Thank you for participating in our first PULP Hackathon. The goal of this hackathon is to optimize functions from pulp-dsp for the PULP platform.
This document will explain all steps for the hackathon, from choosing the functions to contributing to the project.
- First of all, make sure you have a working installation of the pulp-sdk. We have prepared a preconfigured VM. Ask us if you need any help.
- Create a github fork of pulp-dsp. Commit all your changes to this repository, and create a pull request at the end of the hackathon (see Contributing to the Project)
- Clone your repository to your local machine, where you have pulp-sdk installed.
- Add the upstream repository and make sure that you use the latest version by rebasing to
upstream/master
git remote add upstream https://github.com/pulp-platform/pulp-dsp git fetch upstream git rebase upstream/master
There are over 400 functions in the library for you to choose and optimize. Few of them already have optimized implementations. Some functions might be better suited for optimization on PULP than others. It makes sense to first optimize functions that are used often in projects at IIS, or that you know you will need in the future.
Generally speaking, Matrix functions are very important, and they can still be optimized heavily. The strided matrix operations are the most general functions of the libary, and many other functions can be implemented using strided matrix operations.
Here is an incomplete list of common optimizations for such functions on PULP:
- Loop Unrolling: Compute multiple elements in a single iteration of the loop to allow the compiler to reshuffle instructions. This way, we can reduce the number of load stalls, when data from memory is loaded, and used for computation in the next instruction.
- SIMD: XpulpV2 supports vectorized instructions (both 8 and 16-bit). Use these instructions to gain a significant speedup
- Other specialized instructions: XpulpV2 knows several unique instructions, which the compiler may not be able to insert automatically. Check the ri5cy user manual which contains all special instructions on XpulpV2.

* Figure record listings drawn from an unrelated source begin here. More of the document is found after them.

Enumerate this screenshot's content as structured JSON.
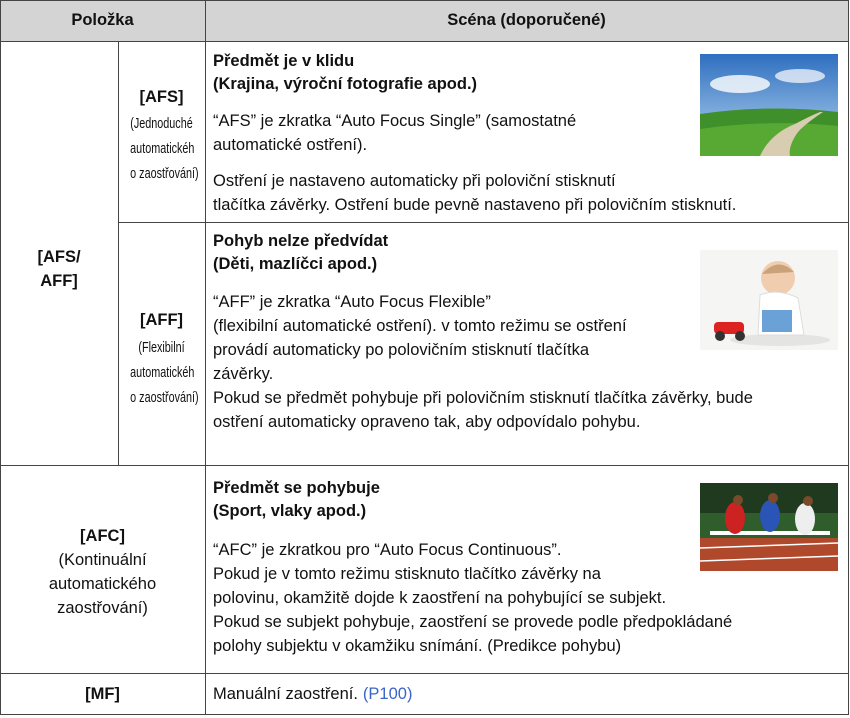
{
  "header": [
    "Položka",
    "Scéna (doporučené)"
  ],
  "group_label": [
    "[AFS/",
    "AFF]"
  ],
  "rows": [
    {
      "mode": "[AFS]",
      "mode_desc": [
        "(Jednoduché",
        "automatickéh",
        "o zaostřování)"
      ],
      "title": [
        "Předmět je v klidu",
        "(Krajina, výroční fotografie apod.)"
      ],
      "paragraphs": [
        [
          "“AFS” je zkratka “Auto Focus Single” (samostatné",
          "automatické ostření)."
        ],
        [
          "Ostření je nastaveno automaticky při poloviční stisknutí",
          "tlačítka závěrky. Ostření bude pevně nastaveno při polovičním stisknutí."
        ]
      ]
    },
    {
      "mode": "[AFF]",
      "mode_desc": [
        "(Flexibilní",
        "automatickéh",
        "o zaostřování)"
      ],
      "title": [
        "Pohyb nelze předvídat",
        "(Děti, mazlíčci apod.)"
      ],
      "paragraphs": [
        [
          "“AFF” je zkratka “Auto Focus Flexible”",
          "(flexibilní automatické ostření). v tomto režimu se ostření",
          "provádí automaticky po polovičním stisknutí tlačítka",
          "závěrky.",
          "Pokud se předmět pohybuje při polovičním stisknutí tlačítka závěrky, bude",
          "ostření automaticky opraveno tak, aby odpovídalo pohybu."
        ]
      ]
    },
    {
      "mode_lines": [
        "[AFC]",
        "(Kontinuální",
        "automatického",
        "zaostřování)"
      ],
      "title": [
        "Předmět se pohybuje",
        "(Sport, vlaky apod.)"
      ],
      "paragraphs": [
        [
          "“AFC” je zkratkou pro “Auto Focus Continuous”.",
          "Pokud je v tomto režimu stisknuto tlačítko závěrky na",
          "polovinu, okamžitě dojde k zaostření na pohybující se subjekt.",
          "Pokud se subjekt pohybuje, zaostření se provede podle předpokládané",
          "polohy subjektu v okamžiku snímání. (Predikce pohybu)"
        ]
      ]
    },
    {
      "mode": "[MF]",
      "text": "Manuální zaostření.",
      "link": "(P100)"
    }
  ]
}
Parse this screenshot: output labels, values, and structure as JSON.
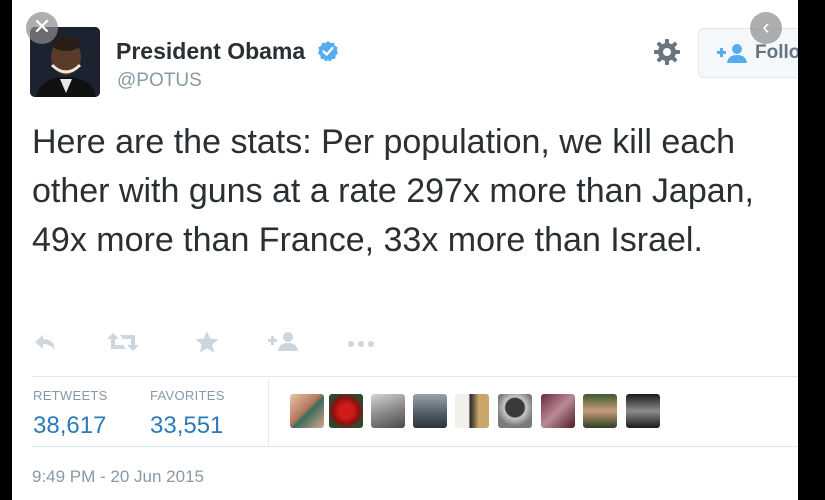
{
  "tweet": {
    "author_name": "President Obama",
    "handle": "@POTUS",
    "text": "Here are the stats: Per population, we kill each other with guns at a rate 297x more than Japan, 49x more than France, 33x more than Israel.",
    "timestamp": "9:49 PM - 20 Jun 2015"
  },
  "follow_button": {
    "label": "Follo"
  },
  "stats": {
    "retweets_label": "RETWEETS",
    "retweets_count": "38,617",
    "favorites_label": "FAVORITES",
    "favorites_count": "33,551"
  },
  "icons": {
    "verified": "verified-badge-icon",
    "settings": "gear-icon",
    "reply": "reply-icon",
    "retweet": "retweet-icon",
    "favorite": "star-icon",
    "follow": "add-user-icon",
    "more": "more-icon",
    "close": "close-icon",
    "back": "chevron-left-icon"
  },
  "colors": {
    "link_blue": "#2b7bb9",
    "verified_blue": "#55acee",
    "text": "#292f33",
    "muted": "#8899a6"
  },
  "favoriter_avatars_count": 9
}
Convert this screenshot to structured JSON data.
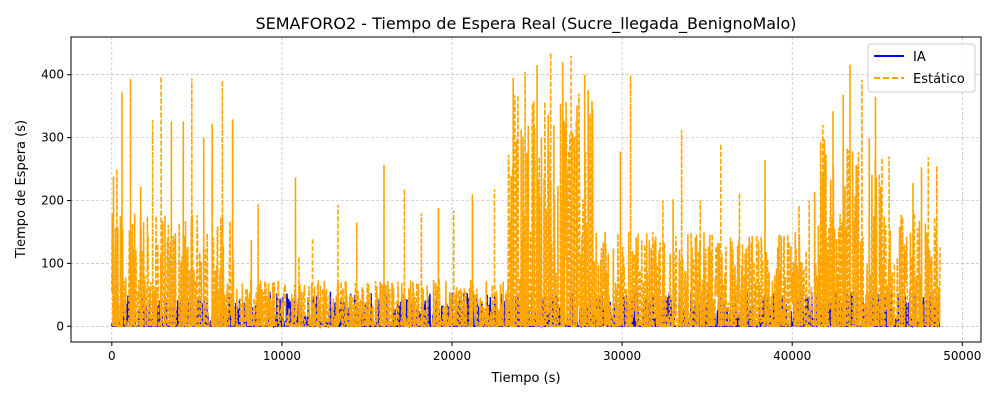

- Better work distribution for parallel implementation: For the parallel implementation, the workload needs to be divided equally amongst all cores. However, the current split may not be the best. As an example, the matrix operations always split the data based on the columns of the first input matrix. However, if this dimension is 1, then only 1 core will be used.
- Do..While instead of for-loops: This can remove unnecessary branches in the assembly, because the compiler cannot know beforehand if a dimension variable is 0 or not.
- Data Reuse: For some funcitons, data may be used multiple times throughout the computation (e.g. matrix multiplication). By carefully unrolling the loops, you may be able to reuse a data loaded from memory for multiple operations.
- ...
After you have modified a function, you need to check if it still passes. Go to test/mrWolf
. You don't need to always test every function. To test just your modified function, search the respective folder and change the directory into test/mrWolf/[TEST_FOLDER]/test_lib
. Then, run:
plptest --threads 1
If some tests do not pass, check the output, it might help you fix your problem.
Once all tests pass, you are ready to upload your benchmark and check your score. For this, a new benchmark csv file was generated at: test/mrWolf/bench_[DATE]_[TIME].csv
. Upload this file to the score webpage to get your score. (TODO add link)
Before contributing to our main project, please make sure to do the following before:
- Format the code using
clang-format
. We have provided format guidelines in the project and amake
target for convenient autoformatting:make fmt
- Make sure all tests pass. To do this, execute:
This may take an hour to complete.
cd test/mrWolf plptest --threads 1
If both of these steps are finished, you can create the pull request in github. Please list all functions that you have modified in the pull request notes.